[RPG] Does Antimagic Field suppress or prevent petrification from Flesh to Stone

antimagic-fieldconditionsdnd-5espells

Inspired by this question and in particular, this answer. I'm focusing on a specific effect; petrification.

For the flesh to stone spell, the process of becoming petrified goes through this sequence: first, you become restrained if you fail a CON save, and must make additional CON saves until you succeed three or fail three, similar to how death saves work. If you fail three before you succeed three, you become petrified.

The flesh to stone spell is a concentration spell, which says (PHB, p. 243):

If you maintain your concentration on this spell for the entire possible duration [1 minute], the creature is turned to stone until the effect is removed.

From this, I have a few closely related questions with regards to how flesh to stone interacts with antimagic field (I decided to split this question up into two sets, since otherwise all 5 questions together made this post too broad; the other set of questions is here):

  • If a creature has been petrified by flesh to stone and the caster has concentrated for a full minute on the spell, does antimagic field have any effect on their petrified condition?
  • If a creature has been petrified by flesh to stone but the caster has not yet concentrated for a full minute on the spell, does antimagic field have any effect on their petrified condition?
  • If a creature has failed their initial save against flesh to stone but they are yet to make their three-of-a-kind saving throws, does antimagic field allow them to auto-succeed the saves and no longer be restrained/turning to stone?

Best Answer

An antimagic field suppresses Flesh to Stone during its duration and prevents the final petrification (but doesn't reverse it after the fact)

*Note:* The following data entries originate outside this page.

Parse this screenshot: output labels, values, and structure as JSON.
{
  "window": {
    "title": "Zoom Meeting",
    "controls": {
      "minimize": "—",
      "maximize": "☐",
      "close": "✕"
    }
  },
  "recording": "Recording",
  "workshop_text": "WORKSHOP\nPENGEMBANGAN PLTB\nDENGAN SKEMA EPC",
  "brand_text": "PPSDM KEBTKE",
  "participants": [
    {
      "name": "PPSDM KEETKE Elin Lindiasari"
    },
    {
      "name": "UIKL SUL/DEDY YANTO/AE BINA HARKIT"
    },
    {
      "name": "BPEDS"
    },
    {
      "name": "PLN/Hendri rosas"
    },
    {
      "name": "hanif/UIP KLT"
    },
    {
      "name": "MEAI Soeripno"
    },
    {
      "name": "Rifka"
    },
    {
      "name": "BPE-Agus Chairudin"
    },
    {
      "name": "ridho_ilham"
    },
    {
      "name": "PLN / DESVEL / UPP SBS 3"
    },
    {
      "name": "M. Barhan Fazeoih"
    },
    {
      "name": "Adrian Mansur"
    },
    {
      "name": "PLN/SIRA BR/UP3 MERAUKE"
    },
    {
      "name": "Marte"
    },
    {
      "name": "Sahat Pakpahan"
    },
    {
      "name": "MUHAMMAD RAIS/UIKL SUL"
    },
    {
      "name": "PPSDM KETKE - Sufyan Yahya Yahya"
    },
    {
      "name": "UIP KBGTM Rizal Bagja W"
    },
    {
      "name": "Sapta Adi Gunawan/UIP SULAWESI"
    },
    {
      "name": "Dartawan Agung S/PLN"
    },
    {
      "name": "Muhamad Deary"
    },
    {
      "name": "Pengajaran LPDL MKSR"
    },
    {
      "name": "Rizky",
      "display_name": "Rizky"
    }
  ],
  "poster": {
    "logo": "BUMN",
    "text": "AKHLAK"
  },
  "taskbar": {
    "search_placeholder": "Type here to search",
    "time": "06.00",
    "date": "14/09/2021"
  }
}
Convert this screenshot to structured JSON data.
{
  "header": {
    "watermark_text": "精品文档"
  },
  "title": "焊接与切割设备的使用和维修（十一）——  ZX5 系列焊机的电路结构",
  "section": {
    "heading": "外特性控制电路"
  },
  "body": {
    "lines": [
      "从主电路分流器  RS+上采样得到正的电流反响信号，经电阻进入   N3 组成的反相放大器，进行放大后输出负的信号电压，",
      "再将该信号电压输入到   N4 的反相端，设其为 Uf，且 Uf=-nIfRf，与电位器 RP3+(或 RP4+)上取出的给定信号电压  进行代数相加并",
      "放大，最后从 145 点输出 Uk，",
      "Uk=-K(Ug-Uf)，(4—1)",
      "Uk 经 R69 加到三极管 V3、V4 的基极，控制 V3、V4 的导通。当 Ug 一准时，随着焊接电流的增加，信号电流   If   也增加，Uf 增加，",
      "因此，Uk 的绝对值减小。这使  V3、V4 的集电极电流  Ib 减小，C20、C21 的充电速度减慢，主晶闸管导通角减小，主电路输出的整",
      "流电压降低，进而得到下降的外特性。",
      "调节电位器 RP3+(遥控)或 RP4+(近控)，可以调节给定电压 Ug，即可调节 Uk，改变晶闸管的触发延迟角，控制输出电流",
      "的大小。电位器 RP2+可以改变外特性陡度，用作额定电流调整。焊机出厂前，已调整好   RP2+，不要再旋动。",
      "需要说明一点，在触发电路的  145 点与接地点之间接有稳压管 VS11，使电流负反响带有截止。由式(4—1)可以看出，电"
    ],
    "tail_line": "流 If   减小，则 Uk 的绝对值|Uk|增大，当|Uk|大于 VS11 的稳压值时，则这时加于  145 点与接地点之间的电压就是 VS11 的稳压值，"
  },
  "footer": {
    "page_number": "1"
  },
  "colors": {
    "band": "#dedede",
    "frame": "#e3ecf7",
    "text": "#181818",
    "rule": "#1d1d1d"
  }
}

During the 1-minute duration of the Flesh to Stone, all of the spell's ongoing effects are magical and would be suppressed if the target were put inside an antimagic field. This means that the target would not be restrained or petrified and will not have to make any saving throws against the spell while inside an antimagic field. Among other things, this means that the target will not accumulate any successes or failures on saving throws.

The more interesting question is what happens at the end of the 1-minute duration:

If you maintain your concentration on this spell for the entire possible duration, the creature is turned to stone until the effect is removed.

Normally, the petrification becomes permanent if the spell's full duration elapses; since the spell has ended and nothing about petrification is inherently magical on its own, at this point the petrification becomes non-magical. Notably, the permanent petrification still occurs even if the creature has not yet failed 3 saving throws and becomes (temporarily) petrified by the time the spell ends, a situation that is normally impossible without an antimagic field.

However, even though the petrification becomes permanent and non-magical after the end of the spell's duration, the transformation itself is magical. Hence, if the creature is inside an antimagic field at the time the spell's duration elapses, the permanent transformation never occurs in the first place, and the petrified condition is never inflicted. So, as long as the target is inside the antimagic field when the spell ends, they walk away without any lasting effects from the spell.

Finally, if the target has already been permanently petrified by a Flesh to Stone spell, there is no remaining magical effect to suppress, so putting the petrified creature in an antimagic field has no effect - the creature remains petrified.